Food safety is related to everyone's health. Food clean room is an important guarantee for food safety production. Clean room refers to a room specially designed to remove particulate matter, harmful air, bacteria and other pollutants in the air in a certain space, and control the indoor temperature, cleanliness, indoor pressure, wind speed and air distribution within the required range.
Food factories should not only build clean rooms, but also keep constant temperature and humidity. The cleanliness of dust-free workshop and the continuous stability of pollution control are the core indicators of food factory quality. Whether it is a new or renovated food factory clean workshop, must be in accordance with the relevant national standards and specifications. The area of food clean room should be suitable for production and the layout should be reasonable.
The space of workshop should adapt to production. In addition to equipment, the average area of processing personnel in the workshop is not less than 1.5 square meters. If the workshop is too crowded, it will not only hinder the production operation, but also cause product pollution due to the collision between personnel and the contact between work clothes and production equipment. The height of the top surface of the workshop shall not be less than 3 meters, and that of the kitchen room shall not be less than 5 meters.
The layout of the workshop should not only facilitate the connection of various production links, but also facilitate the sanitary control of the processing process, so as to prevent the occurrence of cross contamination in the production process.
Appropriate isolation measures should be taken between clean area and non clean area to control personnel flow and logistics, avoid cross contamination, and process products through transfer box.
The cleaning and disinfection room for tools and instruments shall be set at the appropriate position of the workshop, and the cleaning tank, disinfection tank and flushing tank shall be equipped for cleaning and disinfection of tools and instruments.

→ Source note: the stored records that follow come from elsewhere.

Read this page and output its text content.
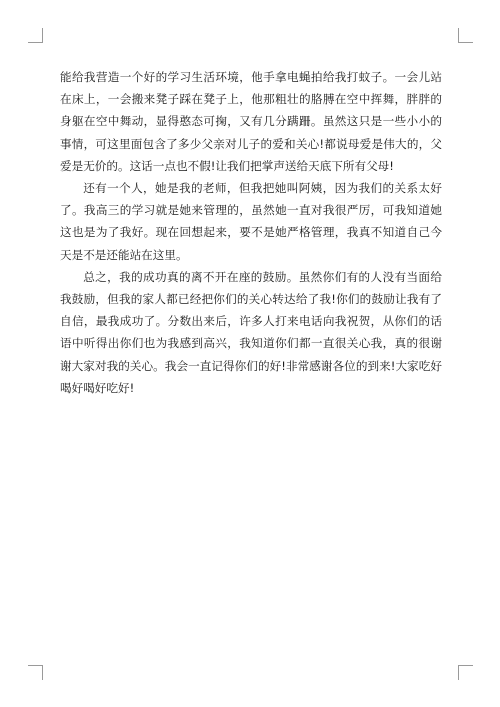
能给我营造一个好的学习生活环境，他手拿电蝇拍给我打蚊子。一会儿站在床上，一会搬来凳子踩在凳子上，他那粗壮的胳膊在空中挥舞，胖胖的身躯在空中舞动，显得憨态可掬，又有几分蹒跚。虽然这只是一些小小的事情，可这里面包含了多少父亲对儿子的爱和关心!都说母爱是伟大的，父爱是无价的。这话一点也不假!让我们把掌声送给天底下所有父母!

还有一个人，她是我的老师，但我把她叫阿姨，因为我们的关系太好了。我高三的学习就是她来管理的，虽然她一直对我很严厉，可我知道她这也是为了我好。现在回想起来，要不是她严格管理，我真不知道自己今天是不是还能站在这里。

总之，我的成功真的离不开在座的鼓励。虽然你们有的人没有当面给我鼓励，但我的家人都已经把你们的关心转达给了我!你们的鼓励让我有了自信，最我成功了。分数出来后，许多人打来电话向我祝贺，从你们的话语中听得出你们也为我感到高兴，我知道你们都一直很关心我，真的很谢谢大家对我的关心。我会一直记得你们的好!非常感谢各位的到来!大家吃好喝好喝好吃好!
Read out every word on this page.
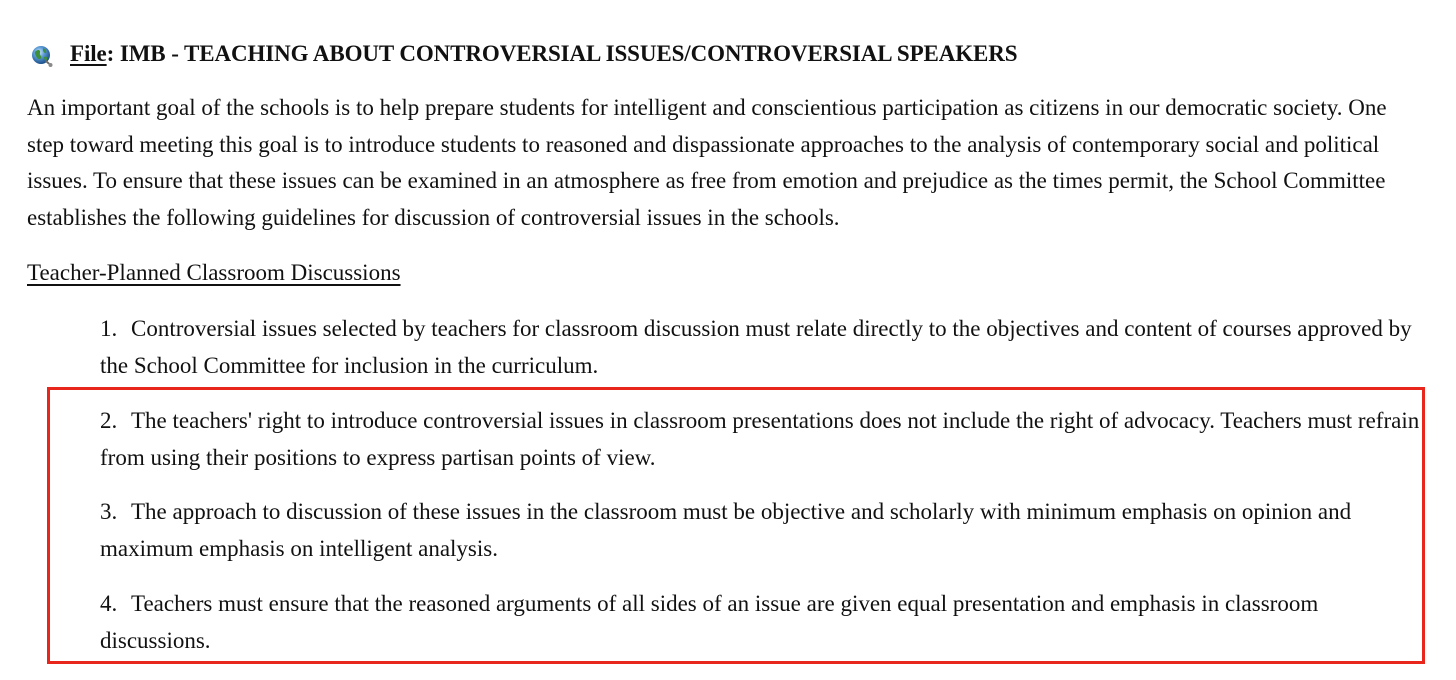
File: IMB - TEACHING ABOUT CONTROVERSIAL ISSUES/CONTROVERSIAL SPEAKERS

An important goal of the schools is to help prepare students for intelligent and conscientious participation as citizens in our democratic society. One step toward meeting this goal is to introduce students to reasoned and dispassionate approaches to the analysis of contemporary social and political issues. To ensure that these issues can be examined in an atmosphere as free from emotion and prejudice as the times permit, the School Committee establishes the following guidelines for discussion of controversial issues in the schools.

Teacher-Planned Classroom Discussions

1. Controversial issues selected by teachers for classroom discussion must relate directly to the objectives and content of courses approved by the School Committee for inclusion in the curriculum.

2. The teachers' right to introduce controversial issues in classroom presentations does not include the right of advocacy. Teachers must refrain from using their positions to express partisan points of view.

3. The approach to discussion of these issues in the classroom must be objective and scholarly with minimum emphasis on opinion and maximum emphasis on intelligent analysis.

4. Teachers must ensure that the reasoned arguments of all sides of an issue are given equal presentation and emphasis in classroom discussions.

The workshop shall be equipped with changing rooms suitable for the number of processing personnel. Changing rooms should be connected to the workshop. If necessary, separate dressing rooms should be set up for processing personnel working in clean and non clean areas to enter and exit their respective work areas. The channels are separate.
In the production process, the workers should wash their hands or hands at the corresponding hand washing or disinfection facilities in time, so that the workers can wash their hands or hands in time in the production process. The water discharged from the hand washing area can not flow directly to the ground, but must be led into the drainage pipe through the water seal.